As described above, according to the present invention, it is possible to obtain a liquid crystal display element having a wide viewing angle with a simple structure.

[Brief description of drawings]

FIG. 1 is a sectional view of a liquid crystal display element according to an embodiment of the present invention.

FIG. 2 is a plan view of a substrate on which pixel electrodes and thin film transistors are formed.

FIG. 3 is an enlarged perspective view for explaining the configuration of a pixel electrode.

FIG. 4 is a diagram for explaining an alignment state of liquid crystal molecules.

FIG. 5 is a diagram showing a modified example of an opening formed in a pixel electrode.

FIG. 6 is a diagram showing a modified example of an opening formed in a pixel electrode.

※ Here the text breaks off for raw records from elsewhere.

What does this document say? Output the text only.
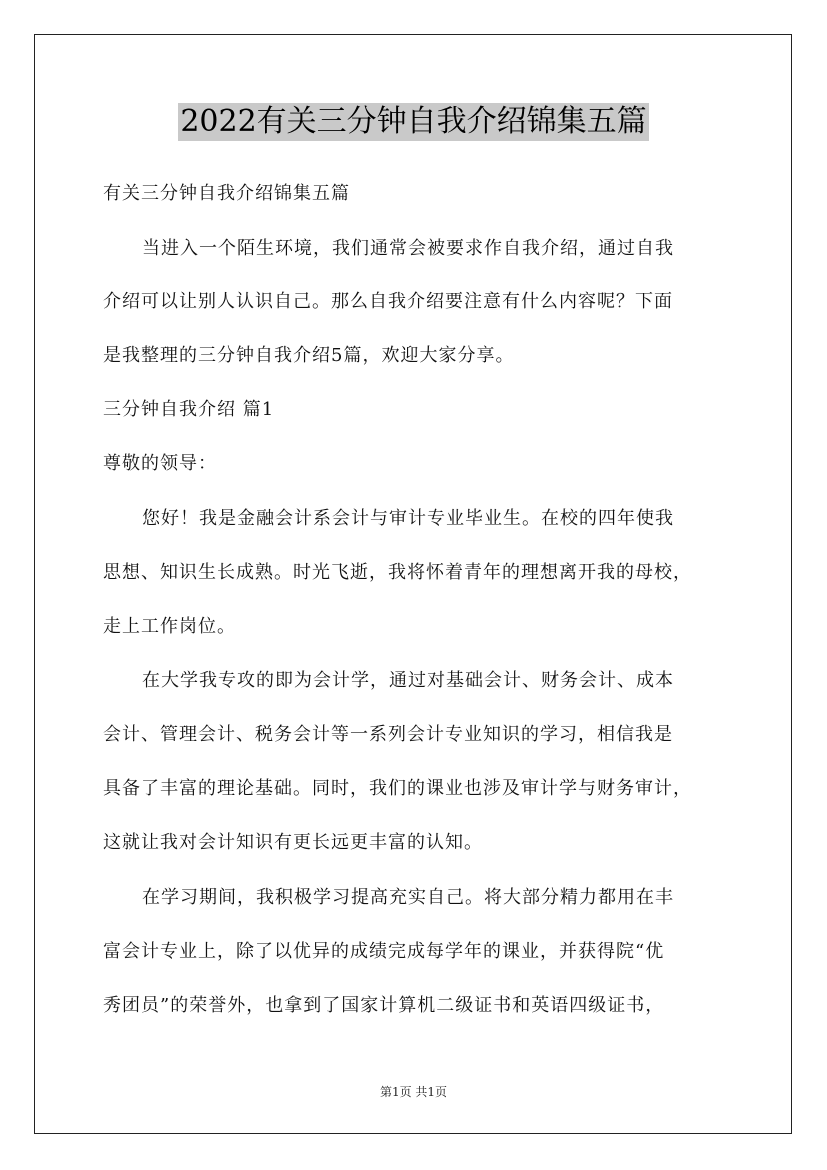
2022有关三分钟自我介绍锦集五篇
有关三分钟自我介绍锦集五篇
当进入一个陌生环境，我们通常会被要求作自我介绍，通过自我
介绍可以让别人认识自己。那么自我介绍要注意有什么内容呢？下面
是我整理的三分钟自我介绍5篇，欢迎大家分享。
三分钟自我介绍 篇1
尊敬的领导：
您好！我是金融会计系会计与审计专业毕业生。在校的四年使我
思想、知识生长成熟。时光飞逝，我将怀着青年的理想离开我的母校，
走上工作岗位。
在大学我专攻的即为会计学，通过对基础会计、财务会计、成本
会计、管理会计、税务会计等一系列会计专业知识的学习，相信我是
具备了丰富的理论基础。同时，我们的课业也涉及审计学与财务审计，
这就让我对会计知识有更长远更丰富的认知。
在学习期间，我积极学习提高充实自己。将大部分精力都用在丰
富会计专业上，除了以优异的成绩完成每学年的课业，并获得院“优
秀团员”的荣誉外，也拿到了国家计算机二级证书和英语四级证书，
第1页 共1页
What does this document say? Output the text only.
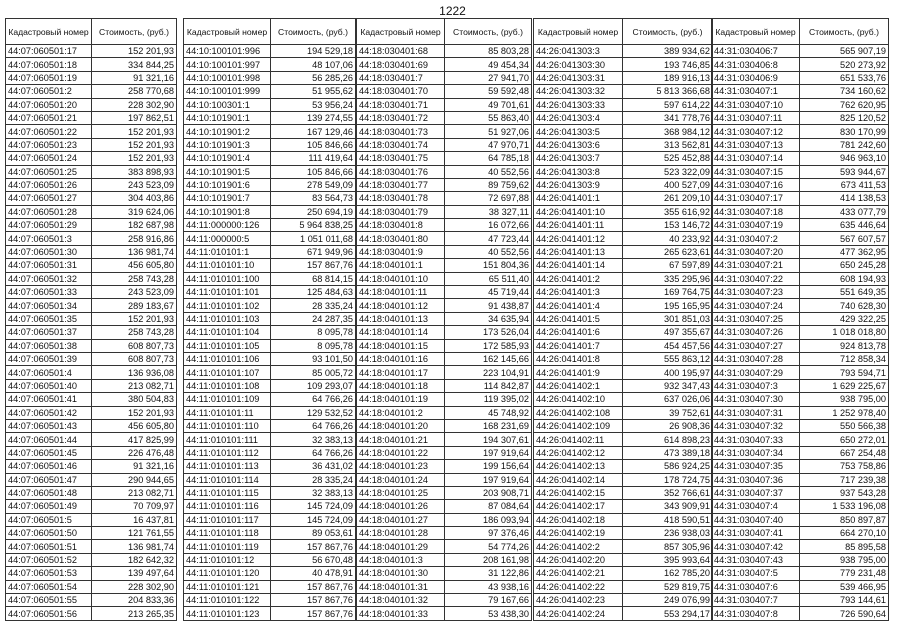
1222
Кадастровый номер	Стоимость, (руб.)
44:07:060501:17	152 201,93
44:07:060501:18	334 844,25
44:07:060501:19	91 321,16
44:07:060501:2	258 770,68
44:07:060501:20	228 302,90
44:07:060501:21	197 862,51
44:07:060501:22	152 201,93
44:07:060501:23	152 201,93
44:07:060501:24	152 201,93
44:07:060501:25	383 898,93
44:07:060501:26	243 523,09
44:07:060501:27	304 403,86
44:07:060501:28	319 624,06
44:07:060501:29	182 687,98
44:07:060501:3	258 916,86
44:07:060501:30	136 981,74
44:07:060501:31	456 605,80
44:07:060501:32	258 743,28
44:07:060501:33	243 523,09
44:07:060501:34	289 183,67
44:07:060501:35	152 201,93
44:07:060501:37	258 743,28
44:07:060501:38	608 807,73
44:07:060501:39	608 807,73
44:07:060501:4	136 936,08
44:07:060501:40	213 082,71
44:07:060501:41	380 504,83
44:07:060501:42	152 201,93
44:07:060501:43	456 605,80
44:07:060501:44	417 825,99
44:07:060501:45	226 476,48
44:07:060501:46	91 321,16
44:07:060501:47	290 944,65
44:07:060501:48	213 082,71
44:07:060501:49	70 709,97
44:07:060501:5	16 437,81
44:07:060501:50	121 761,55
44:07:060501:51	136 981,74
44:07:060501:52	182 642,32
44:07:060501:53	139 497,64
44:07:060501:54	228 302,90
44:07:060501:55	204 833,36
44:07:060501:56	213 265,35
Кадастровый номер	Стоимость, (руб.)
44:10:100101:996	194 529,18
44:10:100101:997	48 107,06
44:10:100101:998	56 285,26
44:10:100101:999	51 955,62
44:10:100301:1	53 956,24
44:10:101901:1	139 274,55
44:10:101901:2	167 129,46
44:10:101901:3	105 846,66
44:10:101901:4	111 419,64
44:10:101901:5	105 846,66
44:10:101901:6	278 549,09
44:10:101901:7	83 564,73
44:10:101901:8	250 694,19
44:11:000000:126	5 964 838,25
44:11:000000:5	1 051 011,68
44:11:010101:1	671 949,96
44:11:010101:10	157 867,76
44:11:010101:100	68 814,15
44:11:010101:101	125 484,63
44:11:010101:102	28 335,24
44:11:010101:103	24 287,35
44:11:010101:104	8 095,78
44:11:010101:105	8 095,78
44:11:010101:106	93 101,50
44:11:010101:107	85 005,72
44:11:010101:108	109 293,07
44:11:010101:109	64 766,26
44:11:010101:11	129 532,52
44:11:010101:110	64 766,26
44:11:010101:111	32 383,13
44:11:010101:112	64 766,26
44:11:010101:113	36 431,02
44:11:010101:114	28 335,24
44:11:010101:115	32 383,13
44:11:010101:116	145 724,09
44:11:010101:117	145 724,09
44:11:010101:118	89 053,61
44:11:010101:119	157 867,76
44:11:010101:12	56 670,48
44:11:010101:120	40 478,91
44:11:010101:121	157 867,76
44:11:010101:122	157 867,76
44:11:010101:123	157 867,76
Кадастровый номер	Стоимость, (руб.)
44:18:030401:68	85 803,28
44:18:030401:69	49 454,34
44:18:030401:7	27 941,70
44:18:030401:70	59 592,48
44:18:030401:71	49 701,61
44:18:030401:72	55 863,40
44:18:030401:73	51 927,06
44:18:030401:74	47 970,71
44:18:030401:75	64 785,18
44:18:030401:76	40 552,56
44:18:030401:77	89 759,62
44:18:030401:78	72 697,88
44:18:030401:79	38 327,11
44:18:030401:8	16 072,66
44:18:030401:80	47 723,44
44:18:030401:9	40 552,56
44:18:040101:1	151 804,36
44:18:040101:10	65 511,40
44:18:040101:11	45 719,44
44:18:040101:12	91 438,87
44:18:040101:13	34 635,94
44:18:040101:14	173 526,04
44:18:040101:15	172 585,93
44:18:040101:16	162 145,66
44:18:040101:17	223 104,91
44:18:040101:18	114 842,87
44:18:040101:19	119 395,02
44:18:040101:2	45 748,92
44:18:040101:20	168 231,69
44:18:040101:21	194 307,61
44:18:040101:22	197 919,64
44:18:040101:23	199 156,64
44:18:040101:24	197 919,64
44:18:040101:25	203 908,71
44:18:040101:26	87 084,64
44:18:040101:27	186 093,94
44:18:040101:28	97 376,46
44:18:040101:29	54 774,26
44:18:040101:3	208 161,98
44:18:040101:30	31 122,86
44:18:040101:31	43 938,16
44:18:040101:32	79 167,66
44:18:040101:33	53 438,30
Кадастровый номер	Стоимость, (руб.)
44:26:041303:3	389 934,62
44:26:041303:30	193 746,85
44:26:041303:31	189 916,13
44:26:041303:32	5 813 366,68
44:26:041303:33	597 614,22
44:26:041303:4	341 778,76
44:26:041303:5	368 984,12
44:26:041303:6	313 562,81
44:26:041303:7	525 452,88
44:26:041303:8	523 322,09
44:26:041303:9	400 527,09
44:26:041401:1	261 209,10
44:26:041401:10	355 616,92
44:26:041401:11	153 146,72
44:26:041401:12	40 233,92
44:26:041401:13	265 623,61
44:26:041401:14	67 597,89
44:26:041401:2	335 295,96
44:26:041401:3	169 764,75
44:26:041401:4	195 165,95
44:26:041401:5	301 851,03
44:26:041401:6	497 355,67
44:26:041401:7	454 457,56
44:26:041401:8	555 863,12
44:26:041401:9	400 195,97
44:26:041402:1	932 347,43
44:26:041402:10	637 026,06
44:26:041402:108	39 752,61
44:26:041402:109	26 908,36
44:26:041402:11	614 898,23
44:26:041402:12	473 389,18
44:26:041402:13	586 924,25
44:26:041402:14	178 724,75
44:26:041402:15	352 766,61
44:26:041402:17	343 909,91
44:26:041402:18	418 590,51
44:26:041402:19	236 938,03
44:26:041402:2	857 305,96
44:26:041402:20	395 993,64
44:26:041402:21	162 785,20
44:26:041402:22	529 819,75
44:26:041402:23	249 076,99
44:26:041402:24	553 294,17
Кадастровый номер	Стоимость, (руб.)
44:31:030406:7	565 907,19
44:31:030406:8	520 273,92
44:31:030406:9	651 533,76
44:31:030407:1	734 160,62
44:31:030407:10	762 620,95
44:31:030407:11	825 120,52
44:31:030407:12	830 170,99
44:31:030407:13	781 242,60
44:31:030407:14	946 963,10
44:31:030407:15	593 944,67
44:31:030407:16	673 411,53
44:31:030407:17	414 138,53
44:31:030407:18	433 077,79
44:31:030407:19	635 446,64
44:31:030407:2	567 607,57
44:31:030407:20	477 362,95
44:31:030407:21	650 245,28
44:31:030407:22	608 194,93
44:31:030407:23	551 649,35
44:31:030407:24	740 628,30
44:31:030407:25	429 322,25
44:31:030407:26	1 018 018,80
44:31:030407:27	924 813,78
44:31:030407:28	712 858,34
44:31:030407:29	793 594,71
44:31:030407:3	1 629 225,67
44:31:030407:30	938 795,00
44:31:030407:31	1 252 978,40
44:31:030407:32	550 566,38
44:31:030407:33	650 272,01
44:31:030407:34	667 254,48
44:31:030407:35	753 758,86
44:31:030407:36	717 239,38
44:31:030407:37	937 543,28
44:31:030407:4	1 533 196,08
44:31:030407:40	850 897,87
44:31:030407:41	664 270,10
44:31:030407:42	85 895,58
44:31:030407:43	938 795,00
44:31:030407:5	779 231,48
44:31:030407:6	539 466,95
44:31:030407:7	793 144,61
44:31:030407:8	726 590,64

FIG. 7 is a diagram for explaining an example in which an opening is formed in a counter electrode.

[Explanation of symbols]

1 ... Transparent substrate, 2 ... Transparent substrate, 3 ... Pixel electrode, 4 ...
TFT (thin film transistor), 5 ... Gate line, 6 ...
..Data lines, 7 ... Counter electrode, 8 ... Alignment film, 9 ...
Alignment film, 10 ... Sealing material, 11 ... Liquid crystal, 12 ... Gap material, 13 ... Polarizing plate, 14 ... Polarizing plate, 16 ... Liquid crystal cell, 21 ... Row driver , 22 ... Column driver, 31 ...
・ Aperture, 33 ... Liquid crystal molecule, 71 ... Aperture

Claims (4)

[Claims] 1. A substrate on which one electrode made of a conductor is formed, another substrate on which an electrode made of a conductor is formed facing the electrode of the one substrate, and between the one substrate and the other substrate. A liquid crystal encapsulated in a substrate, and an opening from which a conductor is removed is formed in at least one of the electrode formed on the one substrate and the electrode formed on the other substrate. Liquid crystal display device. 2. A substrate on which a pixel electrode having an opening and a plurality of active elements connected to the pixel electrode are arranged in a matrix, and another substrate on which a counter electrode facing the pixel electrode is formed, And a liquid crystal sealed between the one and the other substrates. 3. A substrate on which a plurality of pixel electrodes and active elements connected to the pixel electrodes are arranged in a matrix, and another substrate on which a counter electrode having an opening is formed at a position facing the pixel electrode. And a liquid crystal sealed between the one and the other substrates. 4. Each pixel includes each pixel electrode, a portion of the counter electrode facing the pixel electrode, and liquid crystal disposed therebetween, and molecules of the liquid crystal are different in the pixel. 4. The liquid crystal display element according to claim 2 or 3, comprising a plurality of regions in different alignment states.